We thought we had it working perfectly, but there's one annoying and crucial exception: the WSDL can't be added as a service reference in Visual Studio on machines running Windows Vista or later. On an XP machine, it's fine, but anything later throws the following error:
There was an error downloading
'[URL]'. The operation has timed out
Metadata contains a reference that
cannot be resolved: '[URL]'. An error
occurred while making the HTTP request
to [URL]. This could be due to the
fact that the server certificate is
not configured properly with HTTP.SYS
in the HTTPS case. This could also be
caused by a mismatch of the security
binding between the client and the
server. The underlying connection was
closed: An unexpected error occurred
on a send. Received an unexpected EOF
or 0 bytes from the transport stream.
If the service is defined in the
current solution, try building the
solution and adding the service
reference again.
The WSDL is accessible through a browser, or through regular SOAP, on any machine and without any SSL complaints. It's just Visual Studio that has an issue.

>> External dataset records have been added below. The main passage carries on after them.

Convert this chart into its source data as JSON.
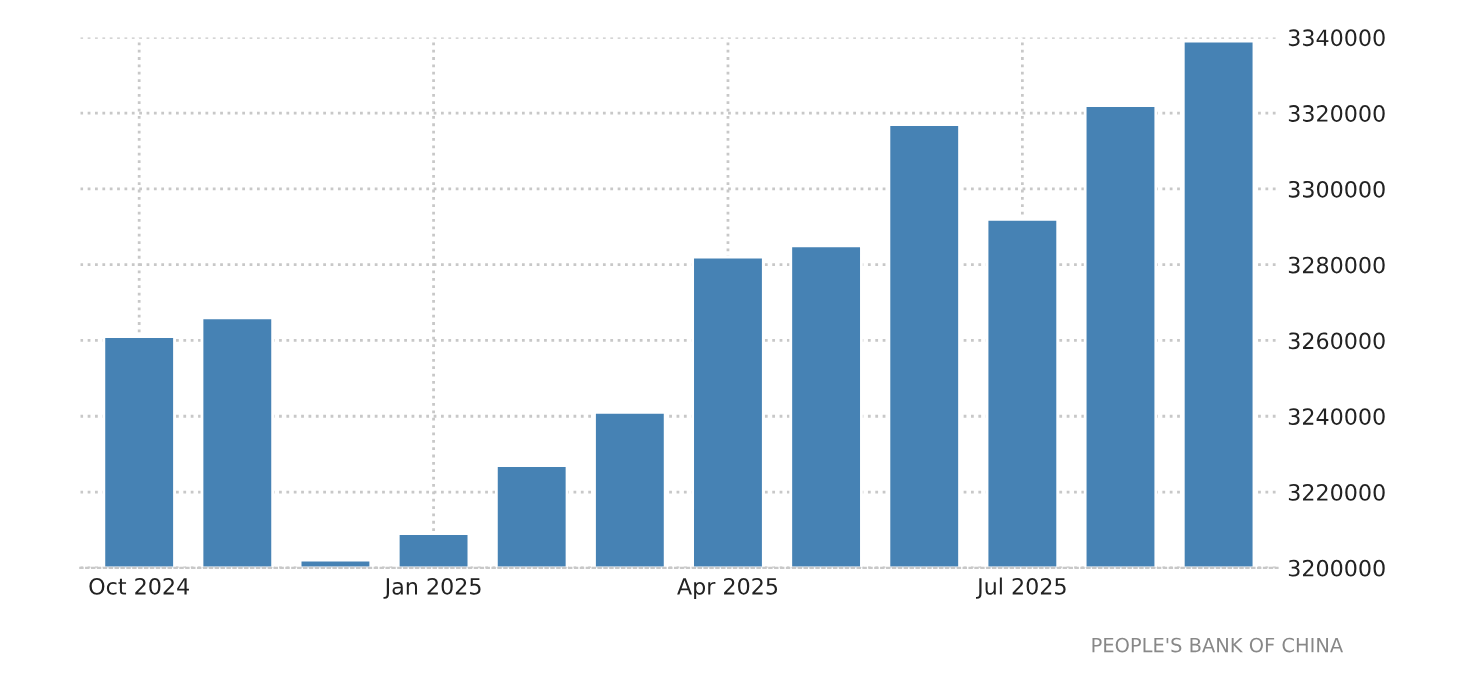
{
  "chart_data": {
    "type": "bar",
    "categories": [
      "Oct 2024",
      null,
      null,
      "Jan 2025",
      null,
      null,
      "Apr 2025",
      null,
      null,
      "Jul 2025",
      null,
      null
    ],
    "values": [
      3261000,
      3266000,
      3202000,
      3209000,
      3227000,
      3241000,
      3282000,
      3285000,
      3317000,
      3292000,
      3322000,
      3339000
    ],
    "color": "#4682b4",
    "ylim": [
      3200000,
      3340000
    ],
    "yticks": [
      3200000,
      3220000,
      3240000,
      3260000,
      3280000,
      3300000,
      3320000,
      3340000
    ],
    "grid": true,
    "legend": false,
    "annotations": [
      "PEOPLE'S BANK OF CHINA"
    ]
  }
}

Initial Googling revealed that it might be a problem with the cipher suite that VS used, suggesting that VS on Vista or later would by default attempt to use TLS1.0 in HTTPS connections, and if an intermediary device didn't support that protocol, it would just drop the request. This is definitely not the case, though. The reverse proxy explicitly prefers TLS1.0, and even when viewing the WSDL through a browser, it flags up as using TLS1.0 for the connection.
Having pointed the proxy at other functioning WCF services on different IIS servers, the same error occurs, leading me to assume it revolves around the reverse proxy configuration. The trouble is that it seems to be identically configured to another reverse proxy carrying out the same task elsewhere.
It's presumably some transport level issue around how VS establishes HTTPS connections on different operating systems, but I simply don't know enough about it to hazard a guess about what that might be. Anyone have any suggestions?
Well, that was embarrassing.
I'm sure there's some unwritten cosmic law that results in me finding the incredibly simple solution to a problem I've been grinding away at for days about ten minutes after posting it up on StackOverflow.
The ServerName directive in the virtual host config didn't match the URL. It did match the certificate (which has a Subject Alternative Name, so it didn't throw up any SSL warnings), but that wasn't the name I was accessing it with.
I'm assuming there's some extension of TLS1.0 that VS uses which enforces this, which isn't used by browsers or SOAP clients. This is probably useful information for anyone else trying this with a certificate that has Subject Alternative Names. It wouldn't have come up otherwise.